MOSCOW — On Tuesday morning a convoy of about 300 trucks left the town of Naro-Fominsk in the region of Moscow and headed toward Ukraine. The caravan was carrying humanitarian aid, Russian authorities said. But Ukraine firmly decided that no Russian vehicles should be allowed on its soil and that any illegal crossing of the border would be interpreted as an act of aggression. In Moscow there was even a nickname given to the convoy: Trojan Horse, according to the radio station Echo of Moscow. Callers agreed there must be some trick hidden in it.
Experts in Moscow debated why President Vladimir Putin decided to send humanitarian medicine or hygiene items to the Donbass region of eastern Urkaine when the rebels there—who have been losing town after town to advancing Ukrainian military forces—expected him to help them with weapons and soldiers.
The director of the Moscow-based Center of Political Technologies, Igor Bunin, told The Daily Beast that two types of advisers influence Putin’s decisions these days: “Some suggest that through humanitarian aid the Kremlin could start peace talks with Kiev, others insist that the victory of Novorossia is very close and that he should push for a chance to bring in a real military convoy.”
When Putin talked on the phone with world leaders he heard that both Ukrainian officials and the West would view a real military convoy as a real Russian invasion, triggering at a minimum more severe sanctions. But, still, he seemed to be keeping that option open, and the world on edge.
Videos of Russian forces building up on the border with Ukraine featured endless rows of military armored vehicles; some had loudspeakers installed on them. “They must prepare the loudspeakers for addressing us people in Donbass with pro-Russian speeches; the drill would be predictable: They are good and Kiev is bad,” said Vasilisa Uspenskaya, a Kiev schoolteacher.

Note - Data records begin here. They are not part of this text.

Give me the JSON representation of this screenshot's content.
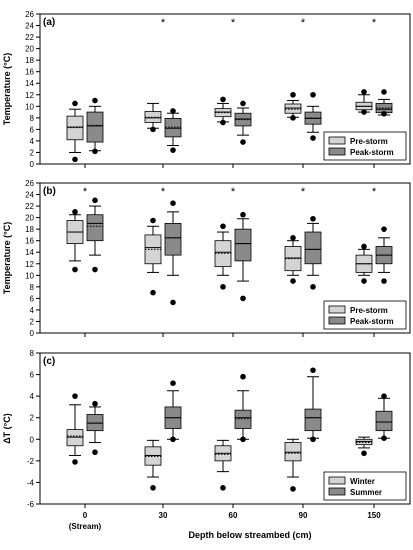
{
  "xlabel": "Depth below streambed (cm)",
  "categories": [
    "0",
    "30",
    "60",
    "90",
    "150"
  ],
  "category_sublabel": "(Stream)",
  "colors": {
    "series1": "#d4d4d4",
    "series2": "#8a8a8a"
  },
  "chart_data": [
    {
      "type": "box",
      "label": "(a)",
      "ylabel": "Temperature (°C)",
      "ylim": [
        0,
        26
      ],
      "yticks": [
        0,
        2,
        4,
        6,
        8,
        10,
        12,
        14,
        16,
        18,
        20,
        22,
        24,
        26
      ],
      "legend_position": "bottom-right",
      "significance": [
        "",
        "*",
        "*",
        "*",
        "*"
      ],
      "series": [
        {
          "name": "Pre-storm",
          "boxes": [
            {
              "whislo": 2,
              "q1": 4.2,
              "med": 6.4,
              "mean": 6.3,
              "q3": 8.3,
              "whishi": 9.5,
              "fliers": [
                10.5,
                0.8
              ]
            },
            {
              "whislo": 6.2,
              "q1": 7.2,
              "med": 8.0,
              "mean": 8.1,
              "q3": 9.1,
              "whishi": 10.5,
              "fliers": [
                6.0
              ]
            },
            {
              "whislo": 7.3,
              "q1": 8.2,
              "med": 9.0,
              "mean": 8.9,
              "q3": 9.6,
              "whishi": 10.5,
              "fliers": [
                11.2,
                7.2
              ]
            },
            {
              "whislo": 8.1,
              "q1": 8.8,
              "med": 9.7,
              "mean": 9.5,
              "q3": 10.4,
              "whishi": 11.0,
              "fliers": [
                12.0,
                8.0
              ]
            },
            {
              "whislo": 9.0,
              "q1": 9.4,
              "med": 10.0,
              "mean": 10.0,
              "q3": 10.7,
              "whishi": 12.0,
              "fliers": [
                12.5,
                9.0
              ]
            }
          ]
        },
        {
          "name": "Peak-storm",
          "boxes": [
            {
              "whislo": 2.3,
              "q1": 3.8,
              "med": 6.6,
              "mean": 6.7,
              "q3": 9.0,
              "whishi": 10.0,
              "fliers": [
                11.0,
                2.2
              ]
            },
            {
              "whislo": 3.2,
              "q1": 4.7,
              "med": 6.2,
              "mean": 6.4,
              "q3": 7.9,
              "whishi": 8.8,
              "fliers": [
                9.2,
                2.4
              ]
            },
            {
              "whislo": 5.0,
              "q1": 6.6,
              "med": 7.8,
              "mean": 7.7,
              "q3": 8.8,
              "whishi": 9.7,
              "fliers": [
                10.5,
                3.8
              ]
            },
            {
              "whislo": 5.5,
              "q1": 6.9,
              "med": 7.9,
              "mean": 8.0,
              "q3": 9.0,
              "whishi": 10.0,
              "fliers": [
                12.0,
                4.5
              ]
            },
            {
              "whislo": 8.5,
              "q1": 8.9,
              "med": 9.5,
              "mean": 9.7,
              "q3": 10.5,
              "whishi": 11.2,
              "fliers": [
                12.5,
                8.7
              ]
            }
          ]
        }
      ]
    },
    {
      "type": "box",
      "label": "(b)",
      "ylabel": "Temperature (°C)",
      "ylim": [
        0,
        26
      ],
      "yticks": [
        0,
        2,
        4,
        6,
        8,
        10,
        12,
        14,
        16,
        18,
        20,
        22,
        24,
        26
      ],
      "legend_position": "bottom-right",
      "significance": [
        "*",
        "*",
        "*",
        "*",
        "*"
      ],
      "series": [
        {
          "name": "Pre-storm",
          "boxes": [
            {
              "whislo": 12.5,
              "q1": 15.5,
              "med": 17.5,
              "mean": 17.5,
              "q3": 19.5,
              "whishi": 20.5,
              "fliers": [
                21.0,
                11.0
              ]
            },
            {
              "whislo": 10.5,
              "q1": 12.0,
              "med": 14.8,
              "mean": 14.5,
              "q3": 17.0,
              "whishi": 18.5,
              "fliers": [
                19.5,
                7.0
              ]
            },
            {
              "whislo": 10.0,
              "q1": 11.5,
              "med": 14.0,
              "mean": 13.8,
              "q3": 16.0,
              "whishi": 17.5,
              "fliers": [
                18.5,
                8.0
              ]
            },
            {
              "whislo": 10.0,
              "q1": 10.8,
              "med": 13.0,
              "mean": 12.9,
              "q3": 15.0,
              "whishi": 16.0,
              "fliers": [
                16.5,
                9.0
              ]
            },
            {
              "whislo": 10.0,
              "q1": 10.5,
              "med": 12.0,
              "mean": 12.0,
              "q3": 13.5,
              "whishi": 14.5,
              "fliers": [
                15.0,
                9.0
              ]
            }
          ]
        },
        {
          "name": "Peak-storm",
          "boxes": [
            {
              "whislo": 13.5,
              "q1": 16.0,
              "med": 19.0,
              "mean": 18.5,
              "q3": 20.5,
              "whishi": 22.0,
              "fliers": [
                23.0,
                11.0
              ]
            },
            {
              "whislo": 10.0,
              "q1": 13.5,
              "med": 16.5,
              "mean": 16.5,
              "q3": 19.0,
              "whishi": 21.0,
              "fliers": [
                22.5,
                5.3
              ]
            },
            {
              "whislo": 9.0,
              "q1": 12.5,
              "med": 15.5,
              "mean": 15.5,
              "q3": 18.0,
              "whishi": 19.8,
              "fliers": [
                20.5,
                6.0
              ]
            },
            {
              "whislo": 10.0,
              "q1": 12.0,
              "med": 14.5,
              "mean": 14.5,
              "q3": 17.5,
              "whishi": 19.0,
              "fliers": [
                19.8,
                8.0
              ]
            },
            {
              "whislo": 10.5,
              "q1": 12.0,
              "med": 13.5,
              "mean": 13.5,
              "q3": 15.0,
              "whishi": 16.5,
              "fliers": [
                18.0,
                9.0
              ]
            }
          ]
        }
      ]
    },
    {
      "type": "box",
      "label": "(c)",
      "ylabel": "ΔT (°C)",
      "ylim": [
        -6,
        8
      ],
      "yticks": [
        -6,
        -4,
        -2,
        0,
        2,
        4,
        6,
        8
      ],
      "legend_position": "bottom-right",
      "significance": [
        "",
        "",
        "",
        "",
        ""
      ],
      "series": [
        {
          "name": "Winter",
          "boxes": [
            {
              "whislo": -1.5,
              "q1": -0.6,
              "med": 0.2,
              "mean": 0.3,
              "q3": 0.9,
              "whishi": 3.2,
              "fliers": [
                4.0,
                -2.1
              ]
            },
            {
              "whislo": -3.5,
              "q1": -2.4,
              "med": -1.5,
              "mean": -1.6,
              "q3": -0.7,
              "whishi": -0.1,
              "fliers": [
                -4.5
              ]
            },
            {
              "whislo": -3.0,
              "q1": -2.0,
              "med": -1.3,
              "mean": -1.4,
              "q3": -0.6,
              "whishi": -0.1,
              "fliers": [
                -4.5
              ]
            },
            {
              "whislo": -3.5,
              "q1": -2.0,
              "med": -1.2,
              "mean": -1.3,
              "q3": -0.3,
              "whishi": 0.0,
              "fliers": [
                -4.6
              ]
            },
            {
              "whislo": -0.8,
              "q1": -0.5,
              "med": -0.2,
              "mean": -0.3,
              "q3": 0.0,
              "whishi": 0.2,
              "fliers": [
                -1.3
              ]
            }
          ]
        },
        {
          "name": "Summer",
          "boxes": [
            {
              "whislo": -0.3,
              "q1": 0.8,
              "med": 1.5,
              "mean": 1.5,
              "q3": 2.3,
              "whishi": 3.0,
              "fliers": [
                3.3,
                -1.2
              ]
            },
            {
              "whislo": 0.0,
              "q1": 1.0,
              "med": 2.0,
              "mean": 2.0,
              "q3": 3.0,
              "whishi": 4.5,
              "fliers": [
                5.2,
                0.0
              ]
            },
            {
              "whislo": 0.0,
              "q1": 1.0,
              "med": 2.0,
              "mean": 1.9,
              "q3": 2.7,
              "whishi": 4.5,
              "fliers": [
                5.8,
                0.0
              ]
            },
            {
              "whislo": 0.1,
              "q1": 0.8,
              "med": 2.0,
              "mean": 2.0,
              "q3": 2.8,
              "whishi": 5.8,
              "fliers": [
                6.4,
                0.0
              ]
            },
            {
              "whislo": 0.1,
              "q1": 0.8,
              "med": 1.6,
              "mean": 1.6,
              "q3": 2.6,
              "whishi": 3.8,
              "fliers": [
                4.0,
                0.1
              ]
            }
          ]
        }
      ]
    }
  ]
}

In cities like Kiev, Nikolayev, and Odessa people have been preparing for the worst, for the beginning of a bigger war and endless fighting against the Russian army during the cold winter. “Those in Putin’s tanks coming to invade Kiev and put a Russian flag here should remember that we are going to meet them, please,” said pensioner Andrei Vasilyevich holding up an ax in his hand. “Bud’ laska!”
Putin’s press secretary, Dmitry Peskov, insisted that it would be “absurd” to suspect that Russian convoy driving to eastern Ukraine had anything else but a pure humanitarian mission. But not everybody was convinced: 76.2 per cent of Echo of Moscow radio listeners said they believed that Russian trucks were “a masked military operation.” Along with Ukrainian authorities, Russian radio listeners also expressed concerns about escalation of the conflict.
This time, it seems, Kiev and Moscow managed to reach a friendly agreement: By Tuesday afternoon the Ukrainian presidential administration had confirmed that the cargo brought by Russian trucks would be reloaded onto vehicles rented by the Red Cross in the transit zone on the Ukrainian border and that the procedure would take place under the control of Ukrainian officials.
But the whole process is full of potential dangers. Any interference with the convoys could be a pretext for much more aggressive Russian intervention, and that seems to be what some of Putin’s supporters expect.
A pro-Kremlin analyst, Sergei Markov, doubts that Russian humanitarian aid will be delivered to the destination if Ukrainian officials control its transport. Markov still calls Ukrainian officials “the junta,” enemies. “The only way Kiev can win in Donetsk and Luhansk is by pushing the two regions into a complete humanitarian catastrophe; they would either steal the aid we send to civilians or shoot at the Red Cross trucks but not to allow Russia to look good and to help people of eastern Ukraine,” Markov told The Daily Beast.